4 responses to “To be an Episcopalian is not to be respectable”

  1. Eamonn Avatar

    Superb take on this difficult story from Matthew, and the other stories of Jonathan Daniels and Robin Angus. Thank you.

  2. Philip Almond Avatar

    But Mark records Jesus as saying, ‘Permit first to be satisfied the children;for it is not good to take the bread of the children and to the dogs to throw[it]’. That word ‘first’ tells us that Jesus already knows that there will be a ‘second’, that his ministry will extend beyond the lost sheep of the house of Israel.

    These words of Jesus also suggest that ‘I was not sent except to the lost sheep of [the] house of Israel’ refers to this phase of his ministry.

    Also, if the following incidents were earlier in time than the incident of the healing of the woman’s daughter, your

    ‘In that moment, she seems to know his mission to save the whole world considerably better than he did. And she changes him. He thinks again’.

    is disproved.

    Luke’s account (chapter 4) of the visit to Nazareth, because Jesus’ reference to Naaman and the widow of Sidon suggest that he was aware that his mission, like that of Elijah and Elisha, would extend beyond the covenant people.
    Matthew’s account (chapter 8) of the healing of the centurion’s servant, giving rise to Jesus’ ‘And I say unto you, That many shall come from the east and west, and shall sit down with Abraham, and Isaac, and Jacob, in the kingdom of heaven. But the children of the kingdom shall be cast out into outer darkness: there shall be weeping and gnashing of teeth’.
    Jesus’ explanation (Matthew 13) of the parable of the tares of the field: the one sowing the good seed is the Son of man; the field is the world (my emphasis); the good seed are the sons of the kingdom; the tares are the sons of the evil one.

    What are your reasons for being sure that these three events are later in time than the healing of the woman’s daughter?

  3. Martin Reynolds Avatar
    Martin Reynolds

    We do not live for the poor, we do not live with the poor, we do not identify with the poor.
    We wear silk vestment adorn ourselves with elegant titles and eat at the best tables and are welcome in the highest corridors of power.

  4. Sarah Lawton Avatar
    Sarah Lawton

    Kelvin, thank you for your email today pointing back to this sermon. I appreciate your pointing to Jonathan Myrick Daniels, who was a friend of my parents. My mother always felt she had a part in his death, I think, because she was one of the organizers of the seminary group that responded to the Rev. Dr. King’s call for church leaders to go to Selma, and it was she who persuaded Jon to go. One of her last acts on this Earth was to help put his name on our Church’s calendar (first reading, General Convention 1991). But then, we are baptized into Christ and therefore each other, which is I think what you are saying in this sermon. That means we are implicated in the ills of this world but also share in Jon’s martyrdom. We live in the hope of resurrection but the way there is through the utter scandal of the cross. Jon in his latter months of life rejected theologies of complacency and also self-righteousness as he committed himself to a ministry of presence.
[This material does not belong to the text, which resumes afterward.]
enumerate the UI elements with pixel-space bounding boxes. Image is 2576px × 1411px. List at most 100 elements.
    Martin Reynolds, there is no question our particular church tradition has some history with money and power. My own little congregation identifies strongly with the poor, the folks sleeping rough right outside our doors, and the immigrant families of our neighborhood. Our Sunday services can be a little chaotic as a consequence of the varieties of folks in various states of mind who come on a Sunday, but our spiritual life as a congregation is pretty good; it honestly feels like a gift to be there in the communion circle. We’re a longtime LGBT congregation, so I think it’s part of who we are to have economic diversity and also a rejection of traditional social masks. We’re also deeply rooted in prayer, which is how we got through worst of the AIDS years and all the funerals.